Practice Work. As practically an open light is used when photographing children, little or no attention need be paid to the curtains. If the light appears a trifle harsh, drawing a section of the diffusing curtains sufficiently to diffuse the strong light on the subject is all that is required for general results with infant subjects. Where it is desired to preserve all of the detail in the drapery, with infants or little children, the diffusing screen may be employed. By placing the screen between the light and the subject the light may be diffused on the drapery, and by separating the curtains on the top row of the screen stronger light can be admitted on the face, thus supplying catch-lights for the drapery.
462. For a first experience in photographing children it is advisable to devote the entire attention to obtaining expression. Train yourself in the art of entertaining children to win their confidence. With this accomplished the battle is more than half won, for with the confidence of the little subject every move you make will be observed; and it requires only the right move, at the proper time, to obtain the desired expression. One should aim to acquire some original method for attracting the attention of children and obtaining the desired expression. The value of this is far reaching, for children seldom forget the little tricks of the photographer, and quite frequently they are repeated in the home, for the amusement of parents and little playmates, thus keeping the photographer's name alive in a very effective way. It is not necessary to adopt many methods of interesting little ones, but those you do settle upon learn to use well.

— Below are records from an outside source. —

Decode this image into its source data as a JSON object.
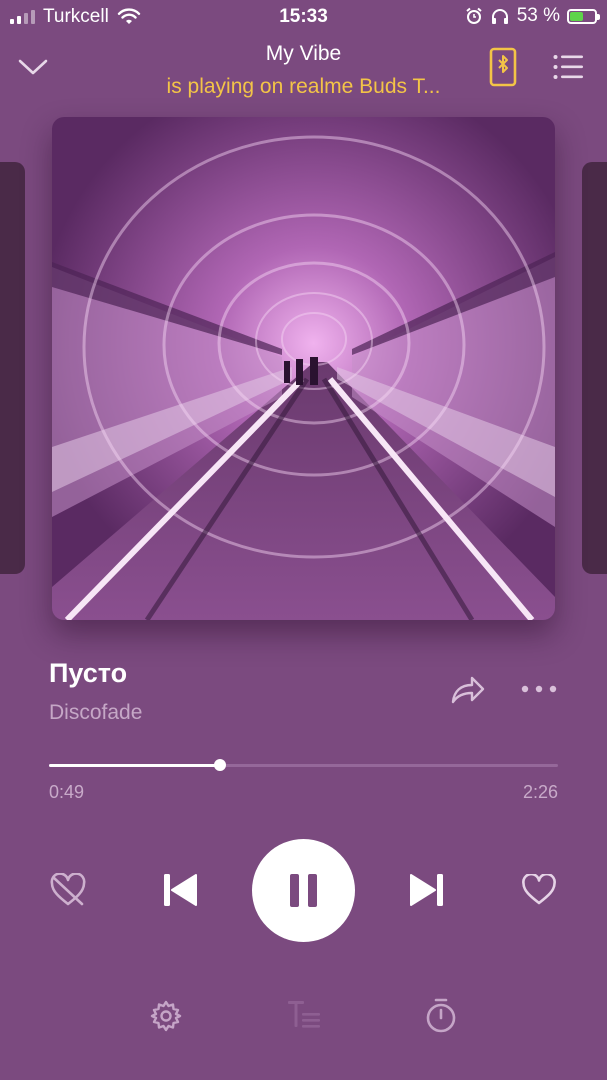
{
  "status_bar": {
    "carrier": "Turkcell",
    "time": "15:33",
    "battery_percent": "53 %",
    "battery_level": 0.53,
    "battery_color": "#5ed44a"
  },
  "header": {
    "title": "My Vibe",
    "subtitle": "is playing on realme Buds T...",
    "subtitle_color": "#f3c447"
  },
  "track": {
    "title": "Пусто",
    "artist": "Discofade"
  },
  "progress": {
    "elapsed": "0:49",
    "total": "2:26",
    "fraction": 0.335
  },
  "icons": {
    "collapse": "chevron-down-icon",
    "device": "bluetooth-phone-icon",
    "queue": "list-icon",
    "share": "share-icon",
    "more": "more-icon",
    "dislike": "dislike-heart-icon",
    "previous": "previous-icon",
    "pause": "pause-icon",
    "next": "next-icon",
    "like": "heart-icon",
    "settings": "gear-icon",
    "lyrics": "lyrics-icon",
    "timer": "timer-icon"
  },
  "colors": {
    "background": "#7b4a7f",
    "accent": "#f3c447"
  }
}
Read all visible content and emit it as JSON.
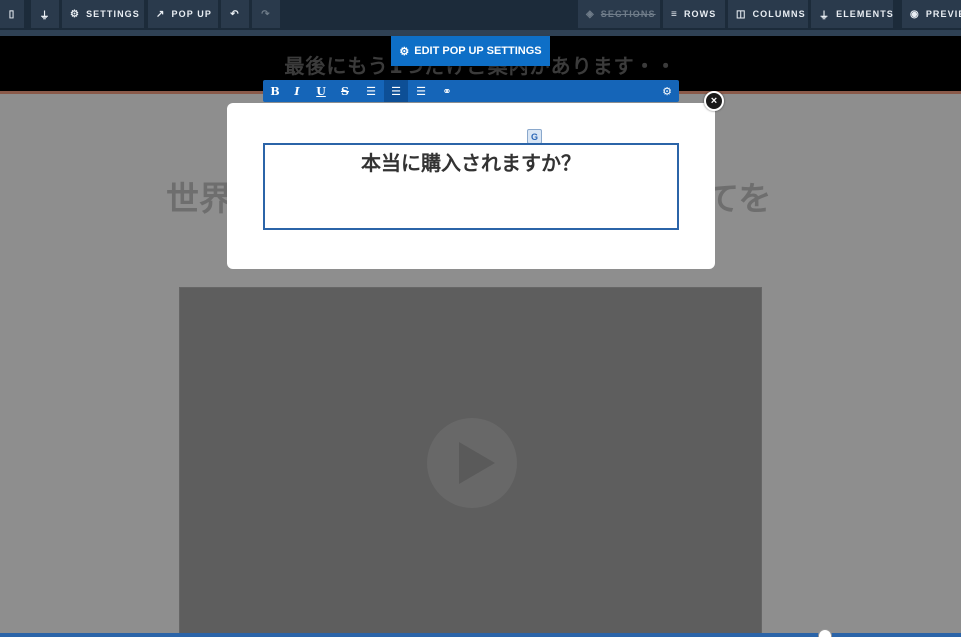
{
  "toolbar": {
    "settings_label": "SETTINGS",
    "popup_label": "POP UP",
    "sections_label": "SECTIONS",
    "rows_label": "ROWS",
    "columns_label": "COLUMNS",
    "elements_label": "ELEMENTS",
    "preview_label": "PREVIEW"
  },
  "edit_popup": {
    "label": "EDIT POP UP SETTINGS"
  },
  "page": {
    "header_text": "最後にもう1つだけご案内があります・・",
    "headline_left": "世界",
    "headline_right": "てを"
  },
  "format_bar": {
    "bold": "B",
    "italic": "I",
    "underline": "U",
    "strike": "S"
  },
  "popup": {
    "text": "本当に購入されますか？",
    "close": "×"
  },
  "icons": {
    "mobile": "mobile-icon",
    "plug": "plug-icon",
    "gears": "gears-icon",
    "external": "external-link-icon",
    "undo": "undo-icon",
    "redo": "redo-icon",
    "eye": "eye-icon",
    "translate": "translate-icon"
  },
  "colors": {
    "toolbar_bg": "#1c2b3a",
    "accent_blue": "#0e6fc7",
    "modal_border": "#2b64a8"
  }
}
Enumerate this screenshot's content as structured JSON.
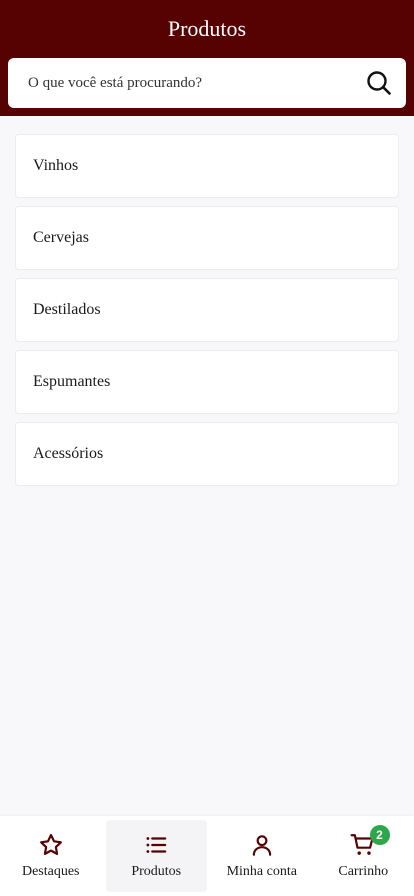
{
  "header": {
    "title": "Produtos",
    "search": {
      "placeholder": "O que você está procurando?",
      "value": "",
      "icon": "search-icon"
    }
  },
  "categories": [
    {
      "label": "Vinhos"
    },
    {
      "label": "Cervejas"
    },
    {
      "label": "Destilados"
    },
    {
      "label": "Espumantes"
    },
    {
      "label": "Acessórios"
    }
  ],
  "tabbar": {
    "items": [
      {
        "label": "Destaques",
        "icon": "star-icon"
      },
      {
        "label": "Produtos",
        "icon": "list-icon",
        "active": true
      },
      {
        "label": "Minha conta",
        "icon": "user-icon"
      },
      {
        "label": "Carrinho",
        "icon": "cart-icon",
        "badge": "2"
      }
    ]
  },
  "colors": {
    "brand": "#560202",
    "badge": "#2ca84a"
  }
}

463. The next most important consideration is to be able to judge just when to make the exposure, because the exposure must be made at a moment when the child is not moving about, and usually the desired expression presents itself when the child is not still. There is always a time (but it lasts for only a moment) when the expression can be recorded on the plate, during which time the subject does not move.
464. By your movements the child may become so interested that it will follow you in any direction, so it is possible to control their every action. The moment to make the exposure is immediately after something has been done that seemingly pleases the little subject. At once repeat the same movement, when instinctively they will become perfectly quiet, waiting for the particular trick or movement to be made again, retaining the same expression caused from your previous maneuvers. At this time the exposure must be made. Sometimes the proper expression can be obtained just before a certain movement is made, but you must always lead the child up to expecting something, and constantly watching every movement. As soon as you observe that it is about to quiet down, immediately press the bulb.
465. To accomplish the best results requires practice and plenty of patience. A careful study of child nature is necessary to an understanding of their different temperaments, and whenever the opportunity presents itself to photograph children, make numerous negatives, changing the positions for each exposure. As the little ones tire quickly, work rapidly and hold their continuous interest until all the negatives desired have been made. Use a wide open lens, or as nearly open as possible, and where stopping down is necessary employ the largest stop possible that will obtain clear definition.
466. From the negatives make proof prints. Note on the back of each the methods employed in securing the different expressions. This data will be valuable in future experiments, and, therefore, the proofs should be filed away very carefully.